Nevertheless, Epstein, a Baltimore biographer, magazine writer and poet has yoked Lincoln and Whitman in a detailed narrative sure to please the vast audience that both men justly command. The book is a fine combination of biography, history and literary criticism, with several quirky excursions into the mysteries of the two men's lives and loves.

Central to Epstein's argument is that Billy Herndon, Lincoln's law partner in Springfield, Ill., bought Leaves of Grass in 1857 and that Lincoln took it home, read it and absorbed language and cadences that raised his own political rhetoric to full force.

Epstein's close reading of A House Divided and other Lincoln speeches turns up phrases and syntax that seem beholden to Leaves. "Lincoln had turned a corner back in 1857," Epstein asserts. "He had developed the power to raise his oratory to the level of dramatic poetry whenever the occasion called for it."

Epstein closely follows the two men from 1863 to Lincoln's death. As much as anything else, it was Lincoln's presence that drew Whitman to the capital to volunteer in Union war hospitals. The two men were "Elective Affinities," Epstein writes, using a phrase favored by Whitman, "the poet as public servant, the President as dramatic poet. The compounds of the two personalities 'exchanged' essential elements."

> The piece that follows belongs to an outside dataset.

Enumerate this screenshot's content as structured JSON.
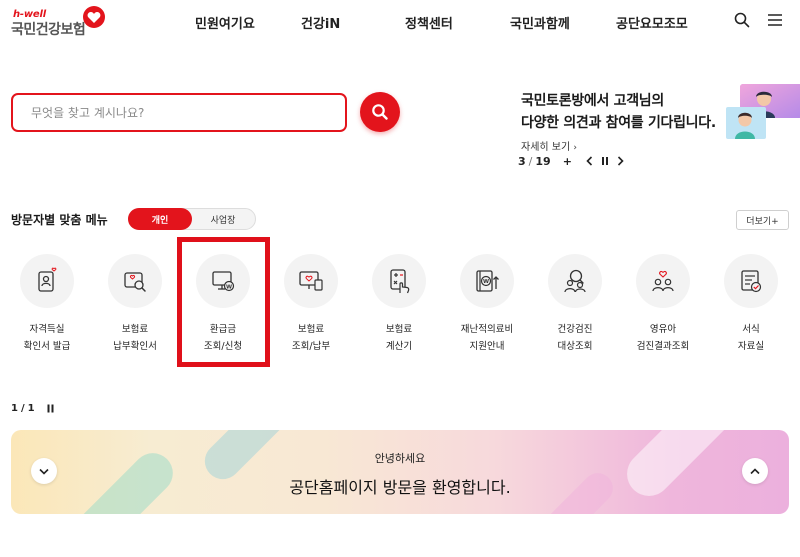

The problem with Epstein's argument is that Lincoln never really acknowledged Whitman or Leaves of Grass. Whitman went out of his way to see the president often but could not muster the courage to speak to him or even shake his hand. Lincoln seemed to recognize Whitman and nodded cordially to him but did not seek him out.

This is not to say Epstein is wrong to suggest that Whitman's poetry influenced Lincoln's political speeches. Indeed, the two men had plain affinities.

Both rose from humble roots and appealed to common sensibilities. Neither entirely escaped the Victorian stamp of their age, but both succeeded in becoming original American voices.

Yet Epstein's premise that Lincoln gained new rhetorical power after reading Leaves of Grass seems overdrawn. From Shakespeare to the backwoods talk of his early life to the homespun newspaper humorists of his day, Lincoln loved and absorbed words and stories.

It was a habit that suited him to his destiny. But the forces that raised his voice to meet the hour were the monumental issues of the Civil War. The times made the man.

That said, whatever moved a fine and careful observer like Epstein to choose this subject is an idea to be thankful for. His book is a treat for anyone who loves to ponder the many facets of these two great Americans.

Epstein is at his best in analyzing "When Lilacs Last in the Dooryard Bloom'd," Whitman's Lincoln elegy. The poem is printed in full, all 21 sections and 208 lines of it, before Epstein explicates it and puts it in the context of Whitman's life. Whatever Whitman meant by "Elective Affinities," they are surely present in this poem.

Mike Pride is the editor of the Concord (N.H.) Monitor, where he has worked since 1978. A former Nieman fellow at Harvard University, he has earned the National Press Foundation's editor of the year award. With Mark Travis, he is the co-author of My Brave Boys: To War With Colonel Cross and the Fighting Fifth.